Roosvens Elissa Marc, o haitiano que atualmente trabalha no Sticc, conta que veio para o Brasil com o sonho de continuar a estudar. Como não tinha regularizado seus documentos escolares, só conseguiu começar seis meses depois de sua chegada ao Brasil. Atualmente, ele tem aulas no curso técnico de Segurança do Trabalho da Factum.

Por outro lado, logo que chegou ao Brasil, ele já tinha uma carteira de trabalho que lhe permitia trabalhar. O advogado Ricardo Belinzoni explica que isso acontece porque, desde 2010, os haitianos que pedem asilo no Brasil têm direito a um visto especial humanitário por causa do terremoto que abalou o país. Outros imigrantes, como os africanos, não teriam direito a esse benefício, mas acabam conseguindo de forma provisória, o que explicaria o crescimento da imigração para o Brasil nos últimos anos.

“O Brasil é rota porque é muito simples trabalhar aqui. A lei do Ministério do Trabalho e Emprego diz que, para algum estrangeiro vir trabalhar aqui, ele tem que ter um contrato por prazo determinado. Só que, o que acontece na prática, é que, quando eles fazem o pedido na Polícia Federal para se caracterizarem como refugiados, recebem um número, equivalente ao nosso CPF, e com ele já conseguem uma carteira de trabalho”, afirma Belinzoni, salientando que eles então podem trabalhar legalmente no Brasil até que o mérito de seus pedidos de refúgio seja julgado, o que pode levar anos.

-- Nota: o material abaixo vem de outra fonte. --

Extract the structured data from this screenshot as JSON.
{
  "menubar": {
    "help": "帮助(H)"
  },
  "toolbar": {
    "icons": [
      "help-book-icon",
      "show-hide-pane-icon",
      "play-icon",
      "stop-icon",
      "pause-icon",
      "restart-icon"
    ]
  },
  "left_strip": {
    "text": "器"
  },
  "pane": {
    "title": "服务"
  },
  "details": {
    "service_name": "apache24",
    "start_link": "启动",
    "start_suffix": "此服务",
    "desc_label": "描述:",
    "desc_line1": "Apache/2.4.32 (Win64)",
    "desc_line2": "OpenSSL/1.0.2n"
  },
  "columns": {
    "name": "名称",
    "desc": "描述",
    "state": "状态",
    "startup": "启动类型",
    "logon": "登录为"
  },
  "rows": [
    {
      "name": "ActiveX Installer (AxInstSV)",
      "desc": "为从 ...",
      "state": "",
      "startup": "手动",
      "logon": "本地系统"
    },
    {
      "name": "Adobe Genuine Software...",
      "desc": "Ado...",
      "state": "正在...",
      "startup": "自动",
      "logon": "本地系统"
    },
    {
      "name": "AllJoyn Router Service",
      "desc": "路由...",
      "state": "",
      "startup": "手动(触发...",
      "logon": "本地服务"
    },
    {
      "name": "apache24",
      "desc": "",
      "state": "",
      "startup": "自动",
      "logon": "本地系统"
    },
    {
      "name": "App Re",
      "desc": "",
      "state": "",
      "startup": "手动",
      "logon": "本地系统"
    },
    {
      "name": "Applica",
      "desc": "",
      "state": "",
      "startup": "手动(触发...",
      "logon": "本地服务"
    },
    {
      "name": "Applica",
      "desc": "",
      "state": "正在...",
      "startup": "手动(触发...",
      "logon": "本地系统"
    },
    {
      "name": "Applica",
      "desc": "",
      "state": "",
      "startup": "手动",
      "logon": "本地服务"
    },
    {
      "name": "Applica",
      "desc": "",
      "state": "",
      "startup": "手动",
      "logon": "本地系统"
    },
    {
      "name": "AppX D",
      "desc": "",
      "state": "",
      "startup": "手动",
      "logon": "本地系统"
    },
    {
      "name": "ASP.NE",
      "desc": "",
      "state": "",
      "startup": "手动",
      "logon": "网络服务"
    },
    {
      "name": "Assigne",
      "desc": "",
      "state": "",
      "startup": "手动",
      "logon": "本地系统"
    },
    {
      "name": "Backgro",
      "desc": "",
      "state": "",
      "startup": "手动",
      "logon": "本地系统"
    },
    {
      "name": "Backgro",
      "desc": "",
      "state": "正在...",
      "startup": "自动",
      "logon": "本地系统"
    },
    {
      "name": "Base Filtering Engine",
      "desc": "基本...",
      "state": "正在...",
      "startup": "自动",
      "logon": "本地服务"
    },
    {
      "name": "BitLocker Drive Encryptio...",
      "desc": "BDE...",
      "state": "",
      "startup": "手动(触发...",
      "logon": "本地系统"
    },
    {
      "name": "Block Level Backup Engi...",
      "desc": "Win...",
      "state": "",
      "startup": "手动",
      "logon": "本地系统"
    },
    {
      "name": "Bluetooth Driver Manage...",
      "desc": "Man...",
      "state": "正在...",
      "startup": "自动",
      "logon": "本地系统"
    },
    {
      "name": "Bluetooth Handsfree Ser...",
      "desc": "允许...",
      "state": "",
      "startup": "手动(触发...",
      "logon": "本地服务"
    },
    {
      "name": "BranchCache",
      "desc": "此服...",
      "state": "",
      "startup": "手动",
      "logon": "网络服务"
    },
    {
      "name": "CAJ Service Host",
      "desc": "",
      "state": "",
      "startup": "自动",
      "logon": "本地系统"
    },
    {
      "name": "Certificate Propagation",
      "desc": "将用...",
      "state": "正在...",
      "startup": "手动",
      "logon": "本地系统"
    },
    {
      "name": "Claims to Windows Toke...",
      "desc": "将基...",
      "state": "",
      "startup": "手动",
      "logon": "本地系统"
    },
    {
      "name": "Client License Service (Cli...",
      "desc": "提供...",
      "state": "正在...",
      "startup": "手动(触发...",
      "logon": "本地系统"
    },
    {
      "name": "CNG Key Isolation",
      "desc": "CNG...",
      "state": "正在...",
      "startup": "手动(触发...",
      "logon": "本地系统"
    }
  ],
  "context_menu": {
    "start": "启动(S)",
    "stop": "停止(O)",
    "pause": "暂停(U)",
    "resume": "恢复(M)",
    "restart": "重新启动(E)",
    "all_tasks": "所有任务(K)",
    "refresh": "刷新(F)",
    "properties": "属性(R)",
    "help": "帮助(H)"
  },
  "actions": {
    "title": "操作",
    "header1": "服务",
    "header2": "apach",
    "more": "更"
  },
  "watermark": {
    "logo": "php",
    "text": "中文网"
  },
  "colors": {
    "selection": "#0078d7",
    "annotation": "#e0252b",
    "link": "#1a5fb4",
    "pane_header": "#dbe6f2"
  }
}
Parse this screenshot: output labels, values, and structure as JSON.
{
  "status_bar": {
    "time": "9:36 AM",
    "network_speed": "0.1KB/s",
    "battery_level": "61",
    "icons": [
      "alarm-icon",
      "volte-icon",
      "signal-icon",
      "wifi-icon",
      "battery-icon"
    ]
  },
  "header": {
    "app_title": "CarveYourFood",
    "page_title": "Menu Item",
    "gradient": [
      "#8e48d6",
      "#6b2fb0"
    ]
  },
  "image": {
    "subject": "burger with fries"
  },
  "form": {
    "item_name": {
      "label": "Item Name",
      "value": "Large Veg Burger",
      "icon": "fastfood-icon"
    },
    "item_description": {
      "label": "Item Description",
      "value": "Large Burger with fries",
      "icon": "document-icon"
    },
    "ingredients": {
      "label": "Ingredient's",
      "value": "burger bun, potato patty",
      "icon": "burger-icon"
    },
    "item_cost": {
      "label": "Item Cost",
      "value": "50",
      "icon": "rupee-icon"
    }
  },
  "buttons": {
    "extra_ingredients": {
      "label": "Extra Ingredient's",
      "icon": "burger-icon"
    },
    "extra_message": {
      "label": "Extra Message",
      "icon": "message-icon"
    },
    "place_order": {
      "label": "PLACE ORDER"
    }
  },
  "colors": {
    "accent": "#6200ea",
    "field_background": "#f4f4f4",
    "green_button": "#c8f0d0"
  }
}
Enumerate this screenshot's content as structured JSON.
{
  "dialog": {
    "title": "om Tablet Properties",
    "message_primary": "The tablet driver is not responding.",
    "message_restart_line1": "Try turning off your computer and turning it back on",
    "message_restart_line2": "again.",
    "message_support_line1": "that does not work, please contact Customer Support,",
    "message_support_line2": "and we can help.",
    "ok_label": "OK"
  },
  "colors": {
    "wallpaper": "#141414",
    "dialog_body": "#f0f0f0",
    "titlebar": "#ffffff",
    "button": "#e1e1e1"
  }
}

A procuradora Sanfelice reitera que a onda de imigração que o Brasil vem recebendo diz respeito a imigrantes em condição legalizadas e não se trata de imigração ilegal como vista na Europa e nos Estados Unidos. Dada essa situação, ela acredita que a tendência de vinda de estrangeiros deve permanecer pelos próximos anos. “É uma espécie de ciclo. Não parece algo que vai acabar, porque tem empresas interessadas nessa mão de obra”, afirma.

Faltam números oficiais

Apesar de existirem milhares de imigrantes trabalhando no Estado, ainda não há números oficiais. De acordo com o Comitê Estadual de Atenção a Migrantes, Refugiados, Apátridas e Vítimas do Tráfico de Pessoas (Comirat), existe o projeto de realizar um levantamento do tipo em conjunto com a Federação das Associações de Municípios (Famurs).